As a rule of thumb, the higher the fast-twitch make-up a muscle, the lower its relative strength endurance – in other words, the less reps it can do at a given percentage of maximum. Therefore, muscles with a high fast-twitch make-up are normally trained for lower reps, more sets, and intra-set short rest intervals (one to three seconds between reps).

Since there's plenty of empirical evidence and scientific research to point out that the development of maximal strength is best accomplished by using loads representing 70-100% of one's maximum, it appears essential to determine the exact number of repetitions to be performed at this percentage range. For most fast-twitch individuals, the rep bracket optimal for strength gains falls within the 1-6 rep range, while other individuals may make gains in the 1-12 rep range.

For a very interesting discussion about fiber type distribution, consult this article by Robert Colling.

Q: There's a 20-year-old kid at our gym in Colorado Springs who told my girlfriend that he can completely change her physique in two weeks. He also says that he's a third-degree black belt in Tae Bo. Is he for real?

A: Third-degree black belt in Tae Bo? Let me cover my spleen so that it doesn't explode out of my body when I start laughing. What do you suppose is involved in the examination for the third-degree belt in Tae Bo, being able to do all of the moves while the tape plays fast-forward?

This is complete bullshit. First of all, Tae Bo is not a martial art with a grading system. It's an aerobic dance system incorporating martial arts-based movements. Let's assume, however, that it's a legitimate martial art (just for a second). If he's a gifted martial artist, it would take three years to reach his first-degree black belt, then another two years to get his second degree, and another three years to get his third degree. Since Tae Bo has only been around for two years, you are, indeed, dealing with a "very talented" individual or, perhaps, someone who can actually travel through time.

In fact, this man appears to be so talented that you may want to encourage him to go into Ultimate Fighting where he can get a complete overhaul of his facial architecture in ten seconds or less.

As to his ability to transform a physique completely in two weeks, that means he could produce an EAS contest winner in a fourth of the time normally required – again, very impressive.

Q: I heard a rumor that the recent increases in arm size in the Mr. Olympia have more to do with local injections of Synthol or some other oil-based compound than training methods or drugs. Do you know anything about it?

A: As a matter of fact, I was in Southern California recently and met with a friend of mine who's an IFBB pro. He showed me a series of pictures where his arms grew from 20.5" to 22.25" in just two weeks. He was supplied the compound by a southern hemisphere bodybuilder who, I was told, actually had over 27" arms! I gave the standard reply of "Bullshit!"

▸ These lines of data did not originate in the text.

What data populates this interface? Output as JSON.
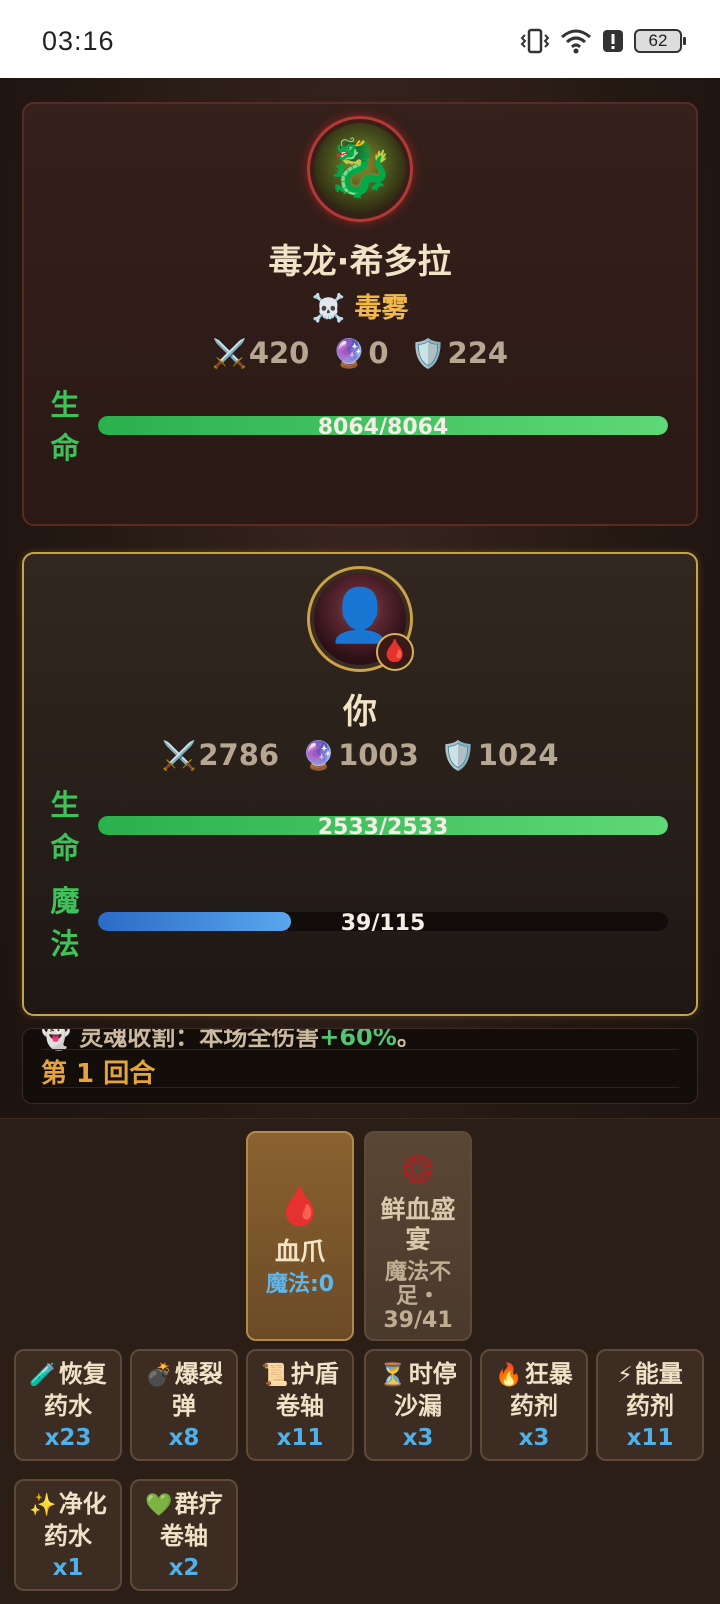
{
  "status_bar": {
    "time": "03:16",
    "battery": "62"
  },
  "enemy": {
    "name": "毒龙·希多拉",
    "status_icon": "skull-icon",
    "status_effect": "毒雾",
    "attack": "420",
    "magic": "0",
    "defense": "224",
    "hp_label": "生\n命",
    "hp_text": "8064/8064",
    "hp_fraction": 1.0
  },
  "player": {
    "name": "你",
    "attack": "2786",
    "magic": "1003",
    "defense": "1024",
    "hp_label": "生\n命",
    "hp_text": "2533/2533",
    "hp_fraction": 1.0,
    "mp_label": "魔\n法",
    "mp_text": "39/115",
    "mp_fraction": 0.339
  },
  "battle_log": {
    "previous_line_start": "灵魂收割：本场全伤害",
    "previous_line_highlight": "+60%",
    "previous_line_end": "。",
    "round": "第 1 回合"
  },
  "skills": [
    {
      "name": "血爪",
      "cost": "魔法:0",
      "icon": "claw-icon",
      "enabled": true
    },
    {
      "name": "鲜血盛宴",
      "cost": "魔法不足・39/41",
      "icon": "blood-feast-icon",
      "enabled": false
    }
  ],
  "items": [
    {
      "name": "恢复药水",
      "icon": "🧪",
      "count": "x23"
    },
    {
      "name": "爆裂弹",
      "icon": "💣",
      "count": "x8"
    },
    {
      "name": "护盾卷轴",
      "icon": "📜",
      "count": "x11"
    },
    {
      "name": "时停沙漏",
      "icon": "⏳",
      "count": "x3"
    },
    {
      "name": "狂暴药剂",
      "icon": "🔥",
      "count": "x3"
    },
    {
      "name": "能量药剂",
      "icon": "⚡",
      "count": "x11"
    },
    {
      "name": "净化药水",
      "icon": "✨",
      "count": "x1"
    },
    {
      "name": "群疗卷轴",
      "icon": "💚",
      "count": "x2"
    }
  ],
  "colors": {
    "hp_green": "#3fc25a",
    "mp_blue": "#3f8ee0",
    "gold_border": "#c9a24a",
    "enemy_border": "#5a2b23"
  }
}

To prove me wrong, my friend showed me a tape of him flexing his then 20.5" arm against the dealer's gargantuan arm. Well, my friend's arm looked reminiscent of Woody Allen comparing his biceps to the 1978 Arnie. Even though I didn't see a tape measure, my friend's arm, at a bodyweight of 250 pounds, looked...puny.

However, this practice is not without side effects. Plenty of bodybuilders are seeing drastic side effects, including scar tissue buildup, abcesses, loss of strength and flexibility, neuropathy, and a host of others.

People using these oils are easy to spot as the muscle has little definition, regardless of how low the individual's body fat is. Interestly enough, it doesn't seem that you need it to win. If you look carefully at Ronnie Coleman's physique at the last Olympia, you can see only shredded bodyparts, so my best guess is that he isn't using any of these designer synthetic oils.

Q: I recently attended your Stamford size and strength seminar, and I learned more in those 16 hours than I have completing my Masters degree in exercise physiology and working as an assistant strength and conditioning coach at a college. During the break, some of the strength coaches were talking about wavelike loading and how great it worked for them. I don't recall you mentioning it during the seminar. Can you please elaborate on it?

A: Sorry I didn't cover it, but I can't possibly discuss everything that I know in just a single seminar. Some attendees have taken the seminar over eight times, yet they still come back. Since the make-up of the audience is always so diverse, I tailor the seminar to their expectations and present needs. So, some of my seminars may concentrate on strength training, while some concentrate on hypertrophy.

Getting back to wavelike loading, this system was shown to me by former Canadian national weightlifting coach Pierre Roy who was, undoubtedly, one of the brightest men I've met in the field of strength development. Wave loading is based on the principal of post-tetanic facilitation. Athletes will find that the hardest wave is the first one, while the succeeding ones are easier to perform.

Editor's note: For an example of another wave-loading program, check out Ian King's Limping Into the New Millennium article from last week's issue of Testosterone.

The following 3-2-1 wave-loading program (exceptional for athletes seeking greater relative strength) sample is for an individual who can do a 300-pound front squat:

Wave 1

  1. Three reps at 270 pounds
  2. Four-minute rest
  3. Two reps at 285 pounds
  4. Four-minute rest
  5. One rep at 300 pounds

Wave 2

  1. Four-minute rest
  2. Three reps at 272.5 pounds
  3. Four-minute rest
  4. Two reps at 287.5 pounds
  5. Four-minute rest
  6. One rep at 302.5 pounds

If successful, proceed to the third wave.

Wave 3

  1. Four-minute rest
  2. Three reps at 275 pounds
  3. Four-minute rest
  4. Two reps at 290 pounds
  5. Four-minute rest
  6. One rep at 305 pounds

If successful, proceed to the fourth wave.

Wave 4

  1. Four-minute rest
  2. Three reps at 277.5 pounds
  3. Four-minute rest
  4. Two reps at 292.5 pounds
  5. Four-minute rest
  6. One rep at 307.5 pounds

Note: Most people will do two waves – maybe a third one on an exceptional day – but it takes athletes truly gifted for strength development four waves to reach their maximal load for the day.

The following 7-5-3 wave-loading program (suited for athletes in combative sports interested in moving up in weight class) sample is for an individual who can do a 350-pound incline press:

Wave 1

  1. Seven reps at 280 pounds
  2. Four-minute rest
  3. Five reps at 295 pounds
  4. Four-minute rest
  5. Three reps at 315 pounds

Wave 2

  1. Four-minute rest
  2. Seven reps at 282.5 pounds
  3. Four-minute rest
  4. Five reps at 297.5 pounds
  5. Four-minute rest
  6. Three reps at 317.5 pounds

Note: Regardless of the strength profile of the athlete, two waves will suffice at this intensity zone.

Give it a try and see how you like it.